I went looking for this story on the Associated Press wire tonight. I found pictures, and a story, but no mention at all of the ethnicity of the killers in any of this.

This is exactly the kind of denial Bruce Bawer is talking about.

Before you misidentify me as some race-baiter who wants to go back to the old days in America when headlines said things like "Negro rapes white girl," realize that ethnicity -- the unassimilated and angry Muslim immigrant population of Belgium -- is the reason there is a mass march in Brussels today, and ethnicity is the reason that boy is dead. How much more newsworthy all this would be if the BBC and the AP had confronted that unpleasant fact? Brussels Journal shows them the way:

In fact, the initiative for the march came from Fouad Ahidar, a Moroccan-born Flemish member of the Brussels regional parliament, who said last week that many immigrants are equally worried about violent Moroccan youth gangs.

Ahidar, a father of five, already called for a protest march on 15 April, saying that if the victims had been immigrants and not Belgians, “or even if an immigrant just gets a few kicks from police officers, half of Brussels would be on the streets in solidarity with the victim.” According to the Moroccan-born MP, anti-Belgian racism is rife among Muslim street gangs. “This murder stinks of racism,” he said. “There is a growing group of criminal Moroccan and Turkish youths who go after victims who look like infidels. We have to fight racism in all its varieties, whether by the immigrants or the native community.” What Ahidar says is common knowledge but only he may say so. If a native Belgian makes such comments he or she risks being taken to court for racism by the authorities’ racism watchdog CEOOR, an instrument used by the government parties to silence political opponents.

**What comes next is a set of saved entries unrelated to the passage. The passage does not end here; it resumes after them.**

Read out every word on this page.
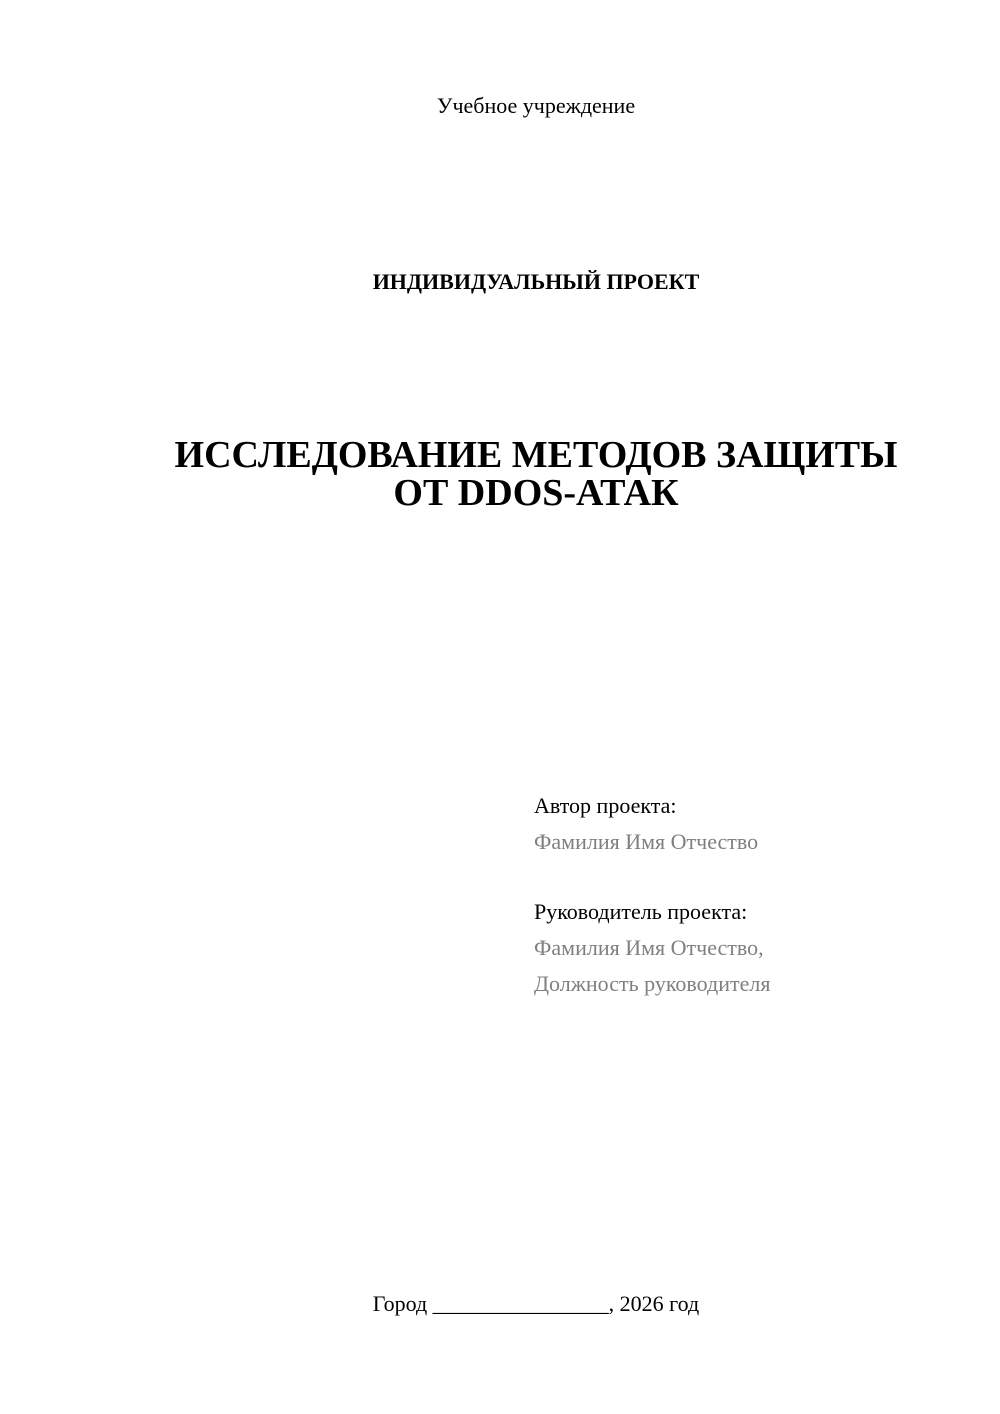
Учебное учреждение
ИНДИВИДУАЛЬНЫЙ ПРОЕКТ
ИССЛЕДОВАНИЕ МЕТОДОВ ЗАЩИТЫ
ОТ DDOS-АТАК
Автор проекта:
Фамилия Имя Отчество
Руководитель проекта:
Фамилия Имя Отчество,
Должность руководителя
Город ________________, 2026 год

UPDATE: As it turns out, the Belgian police now have arrested a Polish youth, and suspect that the other suspects are Polish, too. See here and especially here:

Jos Colpin, the spokesman of the office of the public prosecutor in Brussels, apologized because his office did officially accuse “two North Africans” on 13 April, whereupon the terminology was adopted in the Belgian press (and also by The Brussels Journal on 19 April). “We did this on the basis of witnesses’ accounts,” Colpin explained, “because almosts all statements [by witnesses] mentioned North Africans or culprits with North African features.”

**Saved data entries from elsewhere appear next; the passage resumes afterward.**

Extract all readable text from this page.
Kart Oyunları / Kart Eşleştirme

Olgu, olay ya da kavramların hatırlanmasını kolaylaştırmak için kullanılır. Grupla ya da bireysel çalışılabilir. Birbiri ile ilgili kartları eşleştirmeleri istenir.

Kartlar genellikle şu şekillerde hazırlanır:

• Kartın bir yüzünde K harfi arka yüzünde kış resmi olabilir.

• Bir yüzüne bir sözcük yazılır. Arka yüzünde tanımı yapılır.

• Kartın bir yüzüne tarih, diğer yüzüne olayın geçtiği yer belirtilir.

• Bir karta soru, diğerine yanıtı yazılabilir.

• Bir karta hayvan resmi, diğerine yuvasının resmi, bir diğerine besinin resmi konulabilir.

So it turns out the statement above, "ethnicity is the reason that boy is dead," is wrong, based on wrong information from the Belgian authorities. But the bulk of this post, any my main concern in writing it, was the media coverage of the story in the period when the suspects had officially been identified as North Africans. That coverage was based on what was known at the time (i.e., none of the media cited made or makes any claim to have information not known to the authorities to suggest the suspect ID was wrong). It's still a worthwhile topic for comment, whatever the facts of the tragedy itself.